CIRILLO SAID she felt it was appropriate that the Great Falls Freedom Memorial features a local rock that is millions of years old as its centerpiece, rather than a statue.
“What better to represent the unmoving sacrifice that they have made for us than this rock?” asked Cirillo. “Today we honor our veterans as this rock and memorial does everyday.”
Cirillo also reminded those present that veterans are all around them everyday, serving in a variety of capacities and coming from a variety of backgrounds.
“He and she are ordinary but extraordinary human beings, and many of them have sacrificed their ambitions and their dreams so other people would not have to sacrifice theirs,” said Cirillo, adding that saying thank you to a veteran can often mean more to them than any medal or award. “It is the veteran who salutes the flag, who serves under the flag, whose coffin is covered with the flag, who allows the demonstrator to burn the flag.”

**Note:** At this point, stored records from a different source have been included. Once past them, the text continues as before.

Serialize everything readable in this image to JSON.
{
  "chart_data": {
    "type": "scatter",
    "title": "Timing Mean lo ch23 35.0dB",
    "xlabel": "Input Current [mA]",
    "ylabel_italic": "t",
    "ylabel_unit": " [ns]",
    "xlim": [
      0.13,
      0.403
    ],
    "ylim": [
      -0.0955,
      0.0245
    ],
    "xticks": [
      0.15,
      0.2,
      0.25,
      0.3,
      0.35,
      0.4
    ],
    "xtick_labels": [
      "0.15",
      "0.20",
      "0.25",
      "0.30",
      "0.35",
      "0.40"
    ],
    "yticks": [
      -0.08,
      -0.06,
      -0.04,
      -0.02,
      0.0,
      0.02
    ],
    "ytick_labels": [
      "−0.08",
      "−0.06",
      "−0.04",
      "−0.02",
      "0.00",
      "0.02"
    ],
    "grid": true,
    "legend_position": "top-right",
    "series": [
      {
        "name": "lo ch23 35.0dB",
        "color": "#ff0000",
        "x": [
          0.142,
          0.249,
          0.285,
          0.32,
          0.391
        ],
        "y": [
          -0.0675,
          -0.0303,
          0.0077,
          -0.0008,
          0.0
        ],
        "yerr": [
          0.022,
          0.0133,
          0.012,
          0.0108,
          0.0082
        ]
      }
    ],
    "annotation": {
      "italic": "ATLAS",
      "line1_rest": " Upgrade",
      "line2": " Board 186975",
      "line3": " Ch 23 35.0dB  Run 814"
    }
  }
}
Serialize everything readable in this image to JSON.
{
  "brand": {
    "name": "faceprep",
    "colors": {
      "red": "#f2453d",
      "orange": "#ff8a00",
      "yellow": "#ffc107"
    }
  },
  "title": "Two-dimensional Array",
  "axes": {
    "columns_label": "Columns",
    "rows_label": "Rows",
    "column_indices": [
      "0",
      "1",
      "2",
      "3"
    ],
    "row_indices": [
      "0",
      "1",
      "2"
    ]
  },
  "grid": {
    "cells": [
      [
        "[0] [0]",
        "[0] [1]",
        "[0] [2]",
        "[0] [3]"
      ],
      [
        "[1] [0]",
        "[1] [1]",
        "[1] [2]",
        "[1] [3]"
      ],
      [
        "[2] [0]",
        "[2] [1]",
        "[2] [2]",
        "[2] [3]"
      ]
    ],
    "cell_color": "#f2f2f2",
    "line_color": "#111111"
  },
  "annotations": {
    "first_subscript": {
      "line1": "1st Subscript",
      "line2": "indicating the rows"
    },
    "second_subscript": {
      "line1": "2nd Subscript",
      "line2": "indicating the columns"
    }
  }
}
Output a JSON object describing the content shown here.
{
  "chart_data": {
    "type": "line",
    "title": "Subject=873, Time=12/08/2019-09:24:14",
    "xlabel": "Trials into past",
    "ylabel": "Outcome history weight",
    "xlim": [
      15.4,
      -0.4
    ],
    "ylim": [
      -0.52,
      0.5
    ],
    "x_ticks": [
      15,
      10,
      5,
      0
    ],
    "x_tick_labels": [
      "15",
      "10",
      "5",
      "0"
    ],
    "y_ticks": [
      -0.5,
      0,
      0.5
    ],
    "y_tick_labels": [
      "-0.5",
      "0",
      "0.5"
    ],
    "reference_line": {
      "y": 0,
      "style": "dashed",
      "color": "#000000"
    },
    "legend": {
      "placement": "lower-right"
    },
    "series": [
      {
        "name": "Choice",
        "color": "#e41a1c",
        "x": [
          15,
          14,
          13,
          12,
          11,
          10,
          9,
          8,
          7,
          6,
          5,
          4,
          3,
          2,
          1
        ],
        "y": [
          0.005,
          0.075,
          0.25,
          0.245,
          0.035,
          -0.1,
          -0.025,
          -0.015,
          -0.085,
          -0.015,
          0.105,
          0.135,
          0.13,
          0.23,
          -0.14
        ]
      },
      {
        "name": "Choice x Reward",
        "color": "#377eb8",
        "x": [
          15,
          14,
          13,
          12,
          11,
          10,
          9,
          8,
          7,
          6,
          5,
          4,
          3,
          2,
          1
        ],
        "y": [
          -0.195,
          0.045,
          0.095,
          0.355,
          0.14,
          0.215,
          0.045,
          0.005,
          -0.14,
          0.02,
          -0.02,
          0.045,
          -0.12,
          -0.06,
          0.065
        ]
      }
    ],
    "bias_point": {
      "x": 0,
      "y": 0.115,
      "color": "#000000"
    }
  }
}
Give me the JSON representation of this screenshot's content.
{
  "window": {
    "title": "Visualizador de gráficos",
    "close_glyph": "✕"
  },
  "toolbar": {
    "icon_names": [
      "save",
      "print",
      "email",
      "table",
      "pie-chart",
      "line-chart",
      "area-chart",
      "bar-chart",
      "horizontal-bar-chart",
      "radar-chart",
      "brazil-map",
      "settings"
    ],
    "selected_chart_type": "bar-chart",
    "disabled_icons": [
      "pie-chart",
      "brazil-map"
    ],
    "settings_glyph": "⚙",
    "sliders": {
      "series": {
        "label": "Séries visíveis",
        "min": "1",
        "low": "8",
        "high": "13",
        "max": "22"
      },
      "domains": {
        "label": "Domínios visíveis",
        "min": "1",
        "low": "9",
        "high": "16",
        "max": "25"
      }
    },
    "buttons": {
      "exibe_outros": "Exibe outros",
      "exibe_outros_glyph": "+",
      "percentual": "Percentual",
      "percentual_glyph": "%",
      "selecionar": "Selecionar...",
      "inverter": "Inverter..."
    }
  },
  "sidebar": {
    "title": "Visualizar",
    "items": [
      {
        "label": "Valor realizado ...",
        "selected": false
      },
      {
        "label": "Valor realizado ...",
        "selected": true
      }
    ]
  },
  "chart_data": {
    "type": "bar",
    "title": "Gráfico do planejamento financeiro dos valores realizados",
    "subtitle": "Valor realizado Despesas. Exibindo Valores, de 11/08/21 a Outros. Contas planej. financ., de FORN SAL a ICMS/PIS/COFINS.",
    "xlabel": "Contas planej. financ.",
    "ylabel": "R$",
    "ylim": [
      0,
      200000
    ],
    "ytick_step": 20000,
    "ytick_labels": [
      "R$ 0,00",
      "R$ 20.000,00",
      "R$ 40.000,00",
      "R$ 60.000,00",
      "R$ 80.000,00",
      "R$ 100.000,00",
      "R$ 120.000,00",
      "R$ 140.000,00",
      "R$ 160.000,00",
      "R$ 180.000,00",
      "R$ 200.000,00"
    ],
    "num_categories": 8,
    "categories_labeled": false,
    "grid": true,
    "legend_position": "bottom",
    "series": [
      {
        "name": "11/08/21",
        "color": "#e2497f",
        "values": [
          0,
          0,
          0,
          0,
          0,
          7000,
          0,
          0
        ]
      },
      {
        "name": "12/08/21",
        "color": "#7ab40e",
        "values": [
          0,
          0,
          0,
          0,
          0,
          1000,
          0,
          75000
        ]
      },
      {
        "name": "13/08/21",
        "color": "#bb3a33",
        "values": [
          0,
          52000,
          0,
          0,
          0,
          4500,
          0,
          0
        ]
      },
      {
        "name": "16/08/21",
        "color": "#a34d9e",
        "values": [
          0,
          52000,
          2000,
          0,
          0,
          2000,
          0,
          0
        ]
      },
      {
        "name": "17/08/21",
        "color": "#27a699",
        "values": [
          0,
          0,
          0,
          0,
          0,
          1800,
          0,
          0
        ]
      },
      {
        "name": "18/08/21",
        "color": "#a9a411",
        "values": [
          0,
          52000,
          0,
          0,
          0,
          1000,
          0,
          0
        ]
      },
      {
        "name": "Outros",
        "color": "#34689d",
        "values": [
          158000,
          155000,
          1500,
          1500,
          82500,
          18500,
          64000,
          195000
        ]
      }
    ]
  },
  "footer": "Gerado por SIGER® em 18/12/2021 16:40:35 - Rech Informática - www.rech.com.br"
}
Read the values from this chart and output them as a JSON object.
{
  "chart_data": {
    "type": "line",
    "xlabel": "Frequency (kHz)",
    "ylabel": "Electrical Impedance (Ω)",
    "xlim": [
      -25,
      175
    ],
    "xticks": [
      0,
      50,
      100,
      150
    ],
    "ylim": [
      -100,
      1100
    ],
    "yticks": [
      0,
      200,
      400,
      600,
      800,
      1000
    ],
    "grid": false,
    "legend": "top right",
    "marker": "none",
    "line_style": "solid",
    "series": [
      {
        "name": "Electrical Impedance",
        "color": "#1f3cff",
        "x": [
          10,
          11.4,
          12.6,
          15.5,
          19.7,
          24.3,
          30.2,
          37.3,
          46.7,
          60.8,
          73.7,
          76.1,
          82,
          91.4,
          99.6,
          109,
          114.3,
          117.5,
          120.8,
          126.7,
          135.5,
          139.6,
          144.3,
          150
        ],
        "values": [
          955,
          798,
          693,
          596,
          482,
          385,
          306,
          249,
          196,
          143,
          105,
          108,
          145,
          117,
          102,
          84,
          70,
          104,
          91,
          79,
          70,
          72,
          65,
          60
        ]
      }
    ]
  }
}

Herndon Middle School student Emma Miller-Cvilikas and Saunders Middle School student Cameron Pulley also spoke at Sunday’s ceremony.
“When my dad went to Kuwait, I was really scared that he wouldn’t come back,” said Pulley. “When he did, I was really happy and thankful.”
Miller-Cvilikas said she always loved hearing the stories told by her “pop-pop.”
“I’d like to thank all of the veterans who have supported us and kept our country safe because I know that I could never do what they did,” said Miller-Cvilikas.